L’altération du langage s’était accompagnée d’une modification profonde de notre rapport au temps. Le futur s’était contracté jusqu’à disparaître presque entièrement de notre champ de conscience. Le passé avait pris une dimension mythique, irréelle. Seul subsistait un présent dilaté, suspendu, sans perspective.
Nous avions cessé de faire des projets. C’était peut-être le symptôme le plus significatif. Cette incapacité à se projeter au-delà d’un horizon temporel très limité. Quelques jours. Quelques semaines tout au plus. Au-delà, tout devenait flou, incertain, impensable.
La nature de notre extinction était singulière. Ce n’était pas la première fois qu’une espèce disparaissait de la surface de la Terre. Mais c’était la première fois qu’une espèce avait conscience de sa propre disparition. Cette conscience réflexive produisait des effets spécifiques. Des formes particulières d’angoisse. Des stratégies de déni sophistiquées. Des élaborations théoriques complexes.
La figure du dernier homme nous hantait. Celui qui ne saurait pas qu’il est le dernier. Qui continuerait à espérer rencontrer un semblable. Qui mourrait dans une solitude absolue, cosmique. Cette figure avait quelque chose de profondément troublant. Elle incarnait le paradoxe d’une extinction qui ne pouvait jamais être pleinement vécue comme telle.

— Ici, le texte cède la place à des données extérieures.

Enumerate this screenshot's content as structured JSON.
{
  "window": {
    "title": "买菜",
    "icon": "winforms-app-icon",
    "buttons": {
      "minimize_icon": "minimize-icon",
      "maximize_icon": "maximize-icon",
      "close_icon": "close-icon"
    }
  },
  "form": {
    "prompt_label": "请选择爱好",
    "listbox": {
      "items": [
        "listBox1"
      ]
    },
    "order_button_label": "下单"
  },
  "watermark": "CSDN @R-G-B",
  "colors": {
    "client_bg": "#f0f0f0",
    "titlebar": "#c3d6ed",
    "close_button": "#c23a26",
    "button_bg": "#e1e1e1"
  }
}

Qui observerait nos restes fossilisés dans quelques millions d’années ? Cette question semblait abyssale. Elle supposait l’émergence d’une nouvelle forme de conscience capable de déchiffrer les traces de notre existence. Mais cette hypothèse elle-même reposait sur une projection anthropomorphique. Une incapacité à penser un monde radicalement post-humain.

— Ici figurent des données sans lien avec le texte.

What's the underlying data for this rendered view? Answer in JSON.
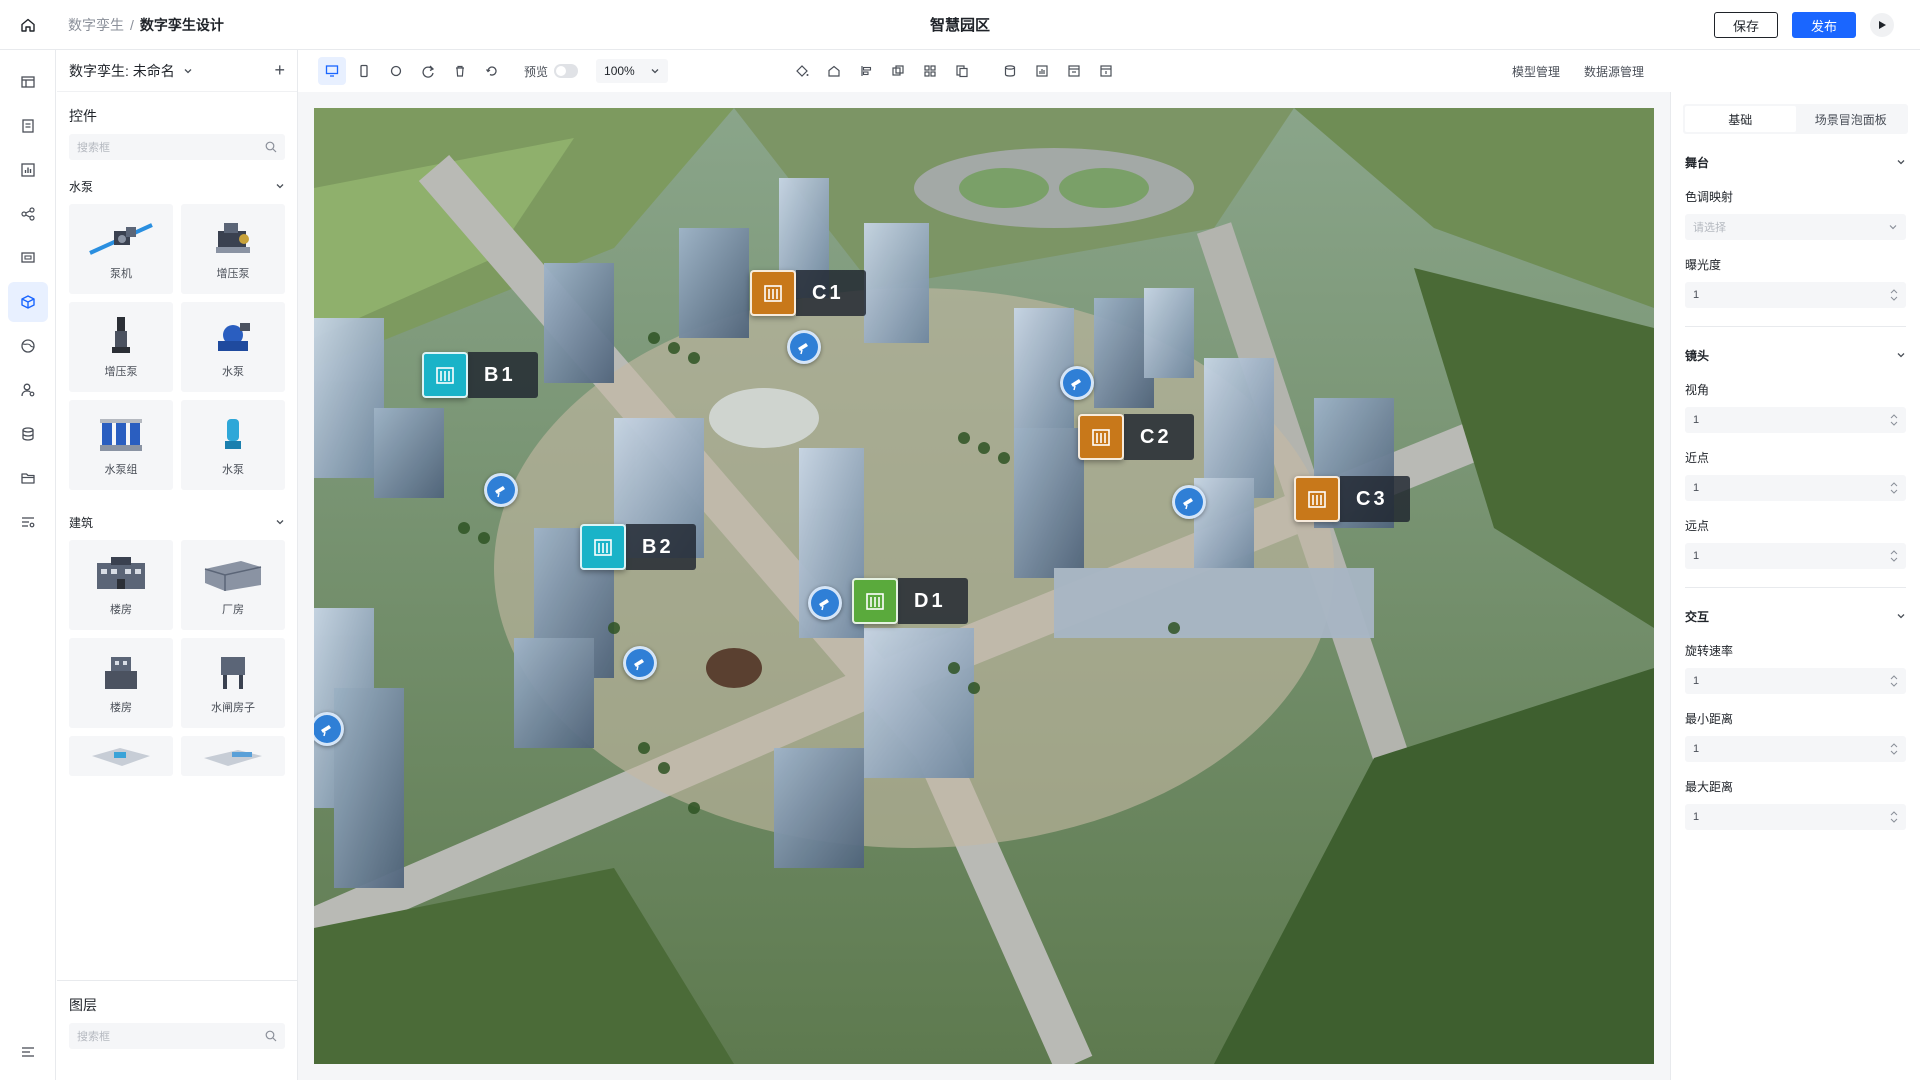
{
  "header": {
    "breadcrumb_root": "数字孪生",
    "breadcrumb_sep": "/",
    "breadcrumb_current": "数字孪生设计",
    "title": "智慧园区",
    "save_label": "保存",
    "publish_label": "发布"
  },
  "rail": {
    "items": [
      "layout-icon",
      "document-icon",
      "chart-icon",
      "share-icon",
      "screen-icon",
      "cube-icon",
      "globe-icon",
      "user-settings-icon",
      "database-icon",
      "folder-icon",
      "list-settings-icon"
    ],
    "active_index": 5
  },
  "left": {
    "project_name": "数字孪生: 未命名",
    "add_symbol": "+",
    "widgets_title": "控件",
    "search_placeholder": "搜索框",
    "categories": [
      {
        "name": "水泵",
        "items": [
          "泵机",
          "增压泵",
          "增压泵",
          "水泵",
          "水泵组",
          "水泵"
        ]
      },
      {
        "name": "建筑",
        "items": [
          "楼房",
          "厂房",
          "楼房",
          "水闸房子"
        ]
      }
    ],
    "layers_title": "图层",
    "layers_search_placeholder": "搜索框"
  },
  "toolbar": {
    "preview_label": "预览",
    "zoom_value": "100%",
    "model_manage": "模型管理",
    "datasource_manage": "数据源管理"
  },
  "scene": {
    "markers": [
      {
        "label": "C1",
        "color": "#c8781a"
      },
      {
        "label": "B1",
        "color": "#1ab3c8"
      },
      {
        "label": "C2",
        "color": "#c8781a"
      },
      {
        "label": "C3",
        "color": "#c8781a"
      },
      {
        "label": "B2",
        "color": "#1ab3c8"
      },
      {
        "label": "D1",
        "color": "#5aaa3c"
      }
    ],
    "camera_icon": "camera-icon"
  },
  "right": {
    "tabs": [
      "基础",
      "场景冒泡面板"
    ],
    "active_tab": 0,
    "groups": [
      {
        "title": "舞台",
        "fields": [
          {
            "label": "色调映射",
            "value": "",
            "placeholder": "请选择",
            "kind": "select"
          },
          {
            "label": "曝光度",
            "value": "1",
            "kind": "number"
          }
        ]
      },
      {
        "title": "镜头",
        "fields": [
          {
            "label": "视角",
            "value": "1",
            "kind": "number"
          },
          {
            "label": "近点",
            "value": "1",
            "kind": "number"
          },
          {
            "label": "远点",
            "value": "1",
            "kind": "number"
          }
        ]
      },
      {
        "title": "交互",
        "fields": [
          {
            "label": "旋转速率",
            "value": "1",
            "kind": "number"
          },
          {
            "label": "最小距离",
            "value": "1",
            "kind": "number"
          },
          {
            "label": "最大距离",
            "value": "1",
            "kind": "number"
          }
        ]
      }
    ]
  },
  "colors": {
    "accent": "#1a66ff",
    "active_bg": "#e8f0ff"
  }
}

L’absence. C’était peut-être le concept le plus adéquat pour penser notre situation. Nous étions déjà en partie absents à nous-mêmes. Absents au monde. Absents aux autres. Cette absence s’intensifiait progressivement jusqu’à devenir complète, définitive.
Le silence avait envahi les espaces autrefois saturés de bruits humains. Ce n’était pas un silence absolu. Les machines continuaient à émettre leurs vibrations mécaniques. Les éléments naturels — le vent, la pluie, les mouvements tectoniques — produisaient leurs sons caractéristiques. Mais la voix humaine, avec ses intonations spécifiques, ses modulations affectives, se faisait de plus en plus rare.

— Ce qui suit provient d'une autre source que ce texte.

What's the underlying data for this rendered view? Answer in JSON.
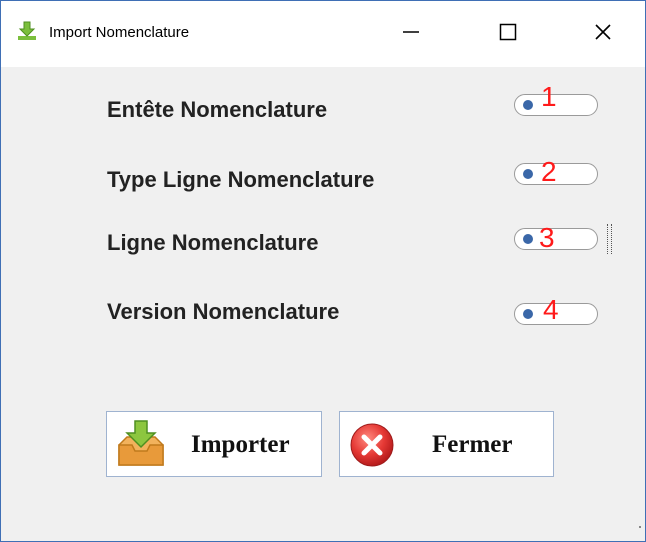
{
  "window": {
    "title": "Import Nomenclature",
    "app_icon": "import-down-arrow-icon",
    "controls": [
      "minimize-icon",
      "maximize-icon",
      "close-icon"
    ]
  },
  "rows": [
    {
      "label": "Entête Nomenclature",
      "marker": "1",
      "toggle_on": false
    },
    {
      "label": "Type Ligne Nomenclature",
      "marker": "2",
      "toggle_on": false
    },
    {
      "label": "Ligne Nomenclature",
      "marker": "3",
      "toggle_on": false
    },
    {
      "label": "Version Nomenclature",
      "marker": "4",
      "toggle_on": false
    }
  ],
  "buttons": {
    "import": {
      "label": "Importer",
      "icon": "inbox-download-icon"
    },
    "close": {
      "label": "Fermer",
      "icon": "red-x-circle-icon"
    }
  },
  "colors": {
    "window_border": "#3f6fb5",
    "toggle_knob": "#3a67a8",
    "marker_red": "#ff1a1a"
  }
}
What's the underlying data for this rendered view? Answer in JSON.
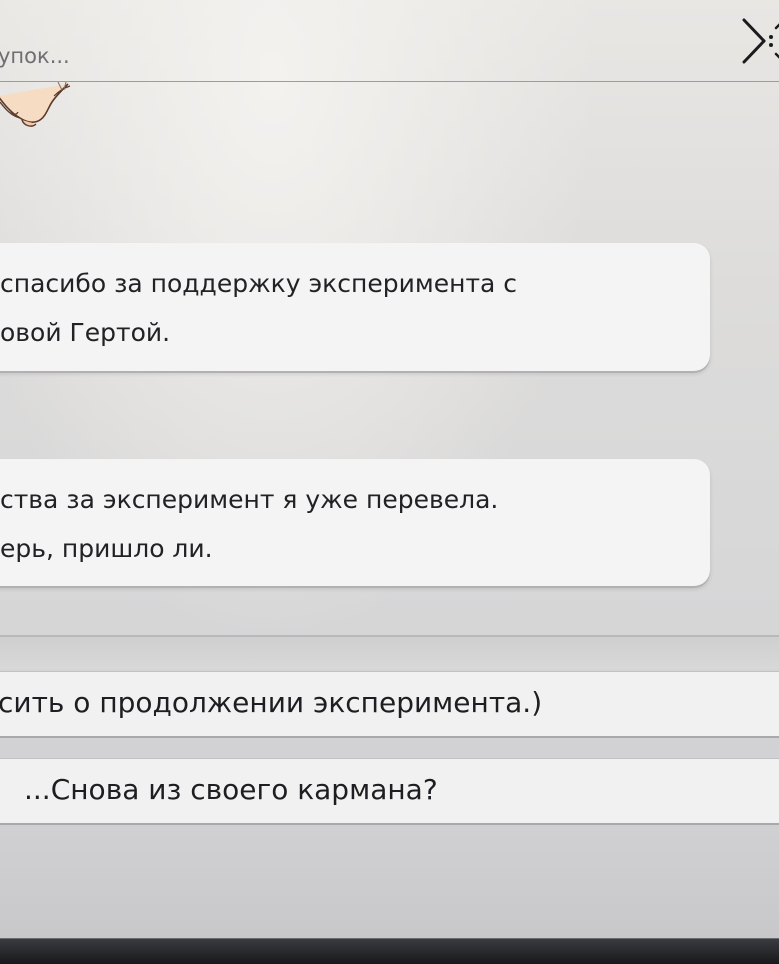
{
  "header": {
    "title": "упок..."
  },
  "dialogue": [
    {
      "line1": "спасибо за поддержку эксперимента с",
      "line2": "овой Гертой."
    },
    {
      "line1": "ства за эксперимент я уже перевела.",
      "line2": "ерь, пришло ли."
    }
  ],
  "choices": [
    {
      "label": "сить о продолжении эксперимента.)"
    },
    {
      "label": "...Снова из своего кармана?"
    }
  ],
  "icons": {
    "close": "close-x-icon",
    "sprite": "creature-paw-sprite"
  },
  "colors": {
    "bubble": "#f4f4f4",
    "choice": "#f1f1f1",
    "text": "#222226",
    "title": "#6f6f72"
  }
}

Nous avions dispersé nos dernières énergies. Cette dispersion n’était pas un choix délibéré. Elle résultait d’une désorganisation progressive de nos structures collectives. D’une perte de cohérence. D’une incapacité croissante à coordonner nos actions, nos pensées, nos affects.
Ceux qui restaient. Leur nombre diminuait inexorablement. Chaque jour, chaque heure, chaque minute, quelqu’un disparaissait. Sans bruit. Sans cérémonie. L’extinction progressait par soustraction silencieuse.
Nous n’étions déjà plus tout à fait là. Nos corps occupaient encore l’espace. Nos systèmes fonctionnaient encore par inertie. Mais quelque chose d’essentiel s’était déjà retiré. Une présence. Une intensité. Une manière d’habiter le monde qui avait été la nôtre pendant des millénaires.
La disparition ne serait pas un événement localisable dans le temps. Elle s’était déjà produite. Elle était encore à venir. Elle se déroulait maintenant. Ce paradoxe temporel était peut-être l’aspect le plus troublant de notre extinction.